Squirrel densities also fluctuate in parallel with food pulses, with densities at their lowest in the months prior to a mast and highest in the spring following a mast[28,38]. Although sociality is expected to increase gut microbiome diversity in group-living animals[29], this effect may not occur in territorial species[39]. For example, elevated conspecific densities result in increased frequency of long-range territorial vocalizations emitted by red squirrels in our study population[40], which can in turn reduce interaction frequency by deterring territorial intrusions[39,41]. Indeed, conspecific interactions in squirrels do not appear to vary with density, and the number of territorial intruders has been both negatively correlated[40] and unrelated[41] to density. Given that both actual and perceived increases in density cause GC elevations in red squirrels[28,42], density may have indirect rather than direct effects on microbiome diversity due to the psychosocial stress of anticipating greater competition[28].

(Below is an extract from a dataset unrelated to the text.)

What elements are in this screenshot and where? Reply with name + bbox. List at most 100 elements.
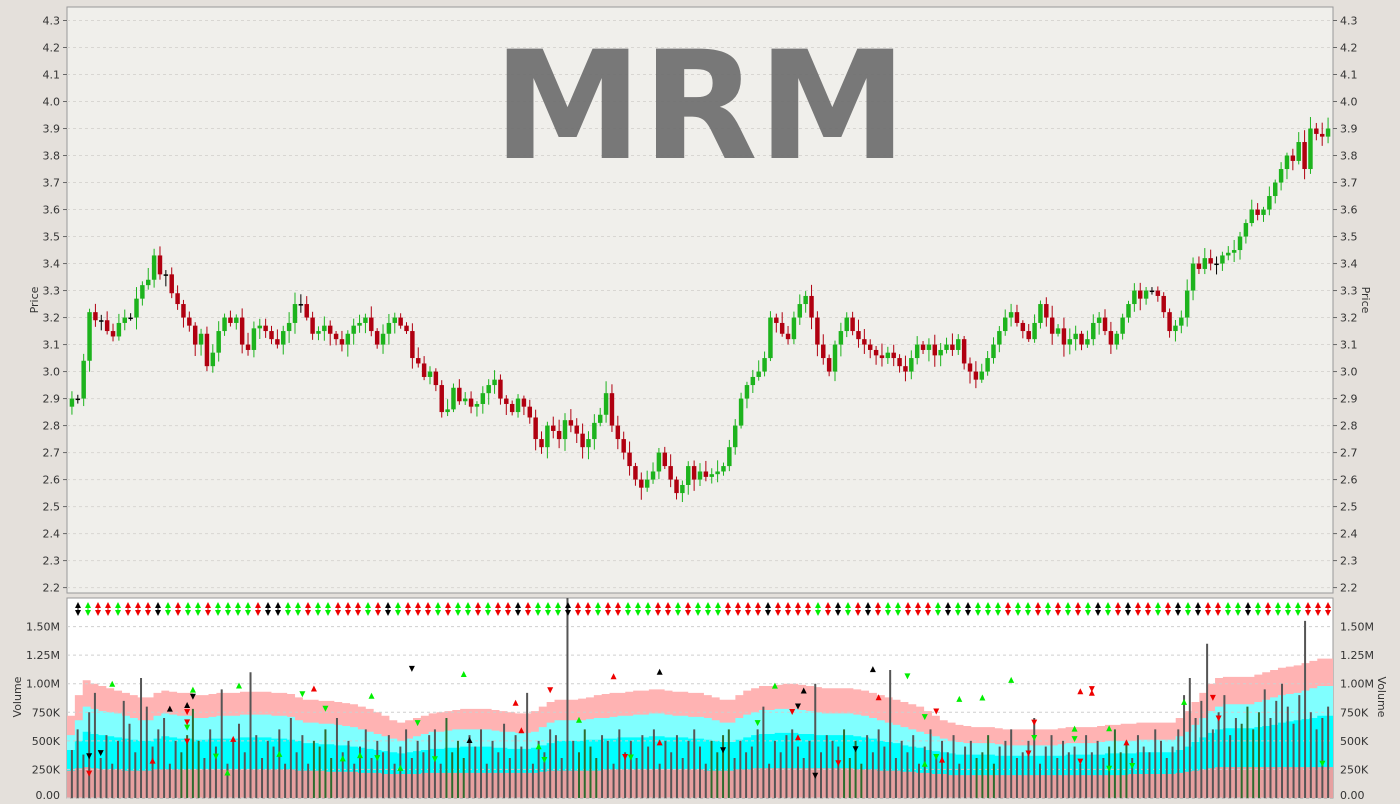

We predicted to find an overall negative association between host GCs and gut microbiome alpha diversity, along with an increase in pathogenic taxa and taxa involved in host metabolism with increasing GCs. Similar to prior studies in wild animals (Table 1), we focused here on the unidirectional effects of GCs on microbial diversity to understand gut–brain axis function in the absence of an experimental manipulation, and because previously documented sensitivity of GCs to intrinsic and extrinsic factors in our population[28] suggests it may mediate downstream effects on the microbiome. We used a multivariate structural equation modeling approach[43,44] to integrate GCs, the gut microbiome, and exogenous ecological and host biological variables into a single causal network[45]. We tested a set of a priori hypothesized relationships related to the direct and indirect effects of dietary heterogeneity, an upcoming spruce mast, and conspecific density on both GCs and gut microbiome diversity (Fig. S1). We expected to find that dietary heterogeneity and an upcoming spruce mast would have direct positive effects on gut microbiome diversity. Conversely, we predicted that density would have an indirect negative effect on diversity by way of GC elevations. We additionally included biological factors (reproductive activity, sex, age) in our analysis, given their potential effects on GCs and microbiome composition[46-48]. We predicted that reproductive activity had positive direct effects on both GCs and gut microbiome diversity, as a result of increased energetic demands[49,50] and conspecific interactions, respectively. We also expected that older age would predict lower microbiome diversity, and that males would exhibit greater microbiome diversity due to travel across territories for multiple mating in the breeding season[51].

Results

Gut microbiome diversity is negatively associated with glucocorticoids

Both gut microbiome alpha diversity and GCs were highly variable across seasons in each of our sampling years, with gut microbial diversity reaching its maxima during the summer months of July and August (Fig. 2A), coinciding with increased dietary diversity[34,52]. GCs were highest in early spring (March), with the exception of the mast year of 2010 in which GCs steadily increased across the first part of the year (Fig. 2A). Consistent with our predictions and in line with prior studies in which GCs were experimentally manipulated (Table 1), GCs were negatively associated with gut microbiome alpha diversity. Individuals with greater GC concentrations exhibited relatively lower taxonomic diversity (i.e., species richness, Chao1: β = − 75.05 ± 25.91, t = − 2.90, P = 0.004; Fig. 2B). Greater GCs were also associated with lower Shannon Indices, a composite measure of species richness and evenness (Shannon: β = − 77.64 ± 36.00, t = − 2.16, P = 0.03, Fig. 2C), as well as lower phylogenetic diversity in the gut microbial community (Faith’s PD: β = − 66.97 ± 26.71, t = − 2.51, P = 0.01, Fig. 2D). The negative relationship between GCs and gut microbiome alpha diversity was robust to individual variation in GC production, with higher individually-averaged GCs similarly predicting lower species richness (β ± SE: − 0.027 ± 0.011, t = − 2.45, P = 0.02).

Figure 2

Host production of glucocorticoids predicts gut microbiome alpha diversity. (A) Boxplot and line graph showing the opposing relationship between mean fecal glucocorticoid metabolites (GCs, scaled) and median gut microbiome diversity (Chao1 richness) across each month of the three sampling years. Outliers removed from plot for visualization purposes. (B) Partial residual plots (points represent individual samples) showing the relationship between gut microbiome taxonomic richness (Chao1), (C) taxonomic richness and evenness (Shannon Index), and (D) phylogenetic diversity (Faith’s PD) and matched fecal glucocorticoid concentrations (GCs) (N = 227). R2 values (i.e., coefficients of determination) were obtained from linear mixed-effect models.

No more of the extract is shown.